Is this right? Is this justice? My sisters and I we do not create the demand, we are the objects; the demand comes from the men, the men come to us. We are cheated, deceived, trafficked, humiliated and tortured. Why? Because men want us and we bring money to the powerful. But we are the powerless.

You give us AIDS; when we are no longer profitable you leave us to die, but we do not die in peace: you point your finger and you blame us. You, the development organizations, give us condoms and teach us all the time about AIDS. We do not want your words, we do not want your judgment, we do not want you to tell us what is better for us. We know about AIDS; we watch our sisters die from the disease. Ask us if we have the power to demand condom use from our clients. Look at me: you see a woman, but my boss sees dollars. An extra payment to my boss and the client does not wear a condom. If I protest I receive a beating. If I die tomorrow no one cares: there are many other girls who will be tricked and trafficked like me, because we feed many people.

I do not want to go to your shelter and learn to sew so you can get me work in a factory. This is not what I want. If I tell you that you will call me a prostitute. But those words are easy for you because you have easy solutions to difficult problems you do not understand, and you do not understand because you do not listen.

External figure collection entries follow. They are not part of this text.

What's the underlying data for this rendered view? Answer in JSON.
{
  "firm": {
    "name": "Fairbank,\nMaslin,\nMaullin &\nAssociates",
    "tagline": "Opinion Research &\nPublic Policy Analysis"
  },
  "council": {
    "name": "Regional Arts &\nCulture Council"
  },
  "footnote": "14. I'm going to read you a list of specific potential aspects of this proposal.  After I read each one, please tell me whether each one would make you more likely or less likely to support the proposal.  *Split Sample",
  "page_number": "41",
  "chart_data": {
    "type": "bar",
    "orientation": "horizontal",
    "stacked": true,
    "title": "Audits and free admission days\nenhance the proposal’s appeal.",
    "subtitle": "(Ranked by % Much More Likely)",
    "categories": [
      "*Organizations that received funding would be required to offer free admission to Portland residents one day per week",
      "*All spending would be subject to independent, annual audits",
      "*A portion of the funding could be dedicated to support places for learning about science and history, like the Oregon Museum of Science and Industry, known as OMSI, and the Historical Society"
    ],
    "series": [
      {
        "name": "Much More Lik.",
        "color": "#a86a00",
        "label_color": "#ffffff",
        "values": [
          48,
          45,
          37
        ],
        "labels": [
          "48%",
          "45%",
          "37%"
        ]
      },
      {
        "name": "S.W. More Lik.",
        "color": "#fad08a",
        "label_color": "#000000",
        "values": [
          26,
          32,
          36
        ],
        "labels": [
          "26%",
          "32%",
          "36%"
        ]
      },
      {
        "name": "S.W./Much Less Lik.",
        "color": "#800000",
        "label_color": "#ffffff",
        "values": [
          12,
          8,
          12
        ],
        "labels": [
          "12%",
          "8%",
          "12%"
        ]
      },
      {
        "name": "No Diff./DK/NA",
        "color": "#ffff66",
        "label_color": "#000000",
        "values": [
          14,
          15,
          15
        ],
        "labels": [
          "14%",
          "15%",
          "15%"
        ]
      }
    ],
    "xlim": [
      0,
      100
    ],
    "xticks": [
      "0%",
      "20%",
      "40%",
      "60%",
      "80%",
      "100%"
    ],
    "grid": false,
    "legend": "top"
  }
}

My life has become this way now; for me there is no turning back, so let me continue to practice my occupation, but recognize my occupation and give me my rights, so I am protected and I can have power to demand justice.

I am a post Khmer Rouge child

But was a slave

I was forced to work against my choice

My body is tortured

I am full of pain

I am not a citizen

I am not a person

You see me as a virus

I am invisible

Your eyes do not see me

You hate me

You blame me

Some of you pity me

I do not want your pity


Narrative as told to participants at the First National Conference on Gender and Development, September 7, 1999, in Phnom Penh, Cambodia.